Paris doit en effet passer du concept de "Made in France", qui a cours en ce moment, à celui de "French Quality", qui a permis à l’Allemagne d’imaginer une nouvelle relation économique centre-périphérie avec les pays de l’ancien bloc de l’est, créant ainsi une vaste zone de prospérité commune.

Au delà de l’économie, c’est sur le plan politique qu’il convient de rappeler à la lumière de cette crise que la France est effectivement un soutien important du Maroc dans la résolution du conflit au Sahara occidental, dont le processus de règlement est confié à l’ONU.

Malgré la pression médiatique croissante à laquelle elle est soumise, Paris n’a pas à rougir du soutien apporté à Rabat dans le dossier du Sahara occidental car il s’agit là d’une cause juste, en adéquation avec les principes de respect des droits de l’homme et des libertés individuelles, auxquels la France est fortement attachée.

Cette cause juste est portée par un pays, le Maroc, qui a soumis en 2007 une proposition de large autonomie pour ce territoire que l’ONU a jugée "sérieuse et crédible" dans de multiples résolutions.

La France a d’autant moins à rougir de sa position qu’elle coïncide avec les aspirations de 30 millions de marocains qui souhaitent préserver l’unité nationale, et lutter contre le séparatisme qui fait planer le risque de balkanisation d’une région en proie à l’instabilité.

Le front Polisario et les quelques dizaines de milliers de séparatistes sahraouis qui revendiquent plus de la moitié du territoire marocain ont quant à eux naturellement le droit de faire valoir leur point de vue, bien qu’abrités et financés par l’Algérie. Ces adversaires politiques du Maroc, toutefois, ne sauraient imposer leur vision à la France ni à la communauté internationale.

Réinventer le présent sans en insulter l’avenir

De manière globale, il faut voir dans cette brutale cristallisation bilatérale les signes que la relation entre la France et le Maroc est arrivée à un stade où une clarification rapide s’impose, au risque de heurter les intérêts réciproques.

Un nouveau partenariat tridimensionnel visant à l’intensification des échanges avec l’Afrique doit en effet être mis sur pied sans attendre, afin que les deux pays oeuvrent à la création d’un vaste espace économique et commercial euro-africain plus fluide, plus efficace et plus solidaire.
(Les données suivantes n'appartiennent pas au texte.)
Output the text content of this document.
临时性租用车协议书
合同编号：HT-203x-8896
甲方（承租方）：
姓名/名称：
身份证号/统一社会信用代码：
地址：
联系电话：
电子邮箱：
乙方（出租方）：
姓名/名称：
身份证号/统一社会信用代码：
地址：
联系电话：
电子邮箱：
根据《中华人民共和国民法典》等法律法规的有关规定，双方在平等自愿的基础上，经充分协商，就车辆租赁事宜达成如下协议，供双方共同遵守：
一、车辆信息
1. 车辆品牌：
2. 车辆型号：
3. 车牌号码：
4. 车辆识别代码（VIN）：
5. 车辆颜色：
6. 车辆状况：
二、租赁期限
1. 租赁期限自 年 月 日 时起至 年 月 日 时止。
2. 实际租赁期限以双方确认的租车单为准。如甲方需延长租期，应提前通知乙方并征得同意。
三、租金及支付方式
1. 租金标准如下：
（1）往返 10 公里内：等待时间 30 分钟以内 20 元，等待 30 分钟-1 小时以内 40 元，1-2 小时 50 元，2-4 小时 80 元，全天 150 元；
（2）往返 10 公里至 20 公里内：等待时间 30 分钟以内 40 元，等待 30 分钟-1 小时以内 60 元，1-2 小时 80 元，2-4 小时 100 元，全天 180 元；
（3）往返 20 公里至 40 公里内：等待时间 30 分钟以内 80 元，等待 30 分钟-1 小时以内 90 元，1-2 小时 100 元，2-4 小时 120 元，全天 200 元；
À cet égard, les chefs d’État des deux pays, François Hollande et Mohammed VI, on tous deux donné des gages de leur fort engagement africain et ont montré les zones de convergence de leurs actions. Tous ceux qui estiment que la relation franco-marocaine doit être préservée dans l’esprit mais réinventée dans la manière doivent donc se mettre au travail pour donner, sans attendre, une traduction opérationnelle à cette vision commune.

Ce ne sera pas là chose aisée, car les réflexes habituels ainsi que la tentation de revenir au "business as usual" une fois la crise passée font planer le risque que la relation s’installe dans une zone de confort qui doit impérativement être dépassée.

Ce chemin exigeant, avec tout ce qu’il implique de discussions désagréables mais franches, doit désormais être emprunté, afin de réinventer le présent de l’axe Paris-Rabat sans en insulter l’avenir.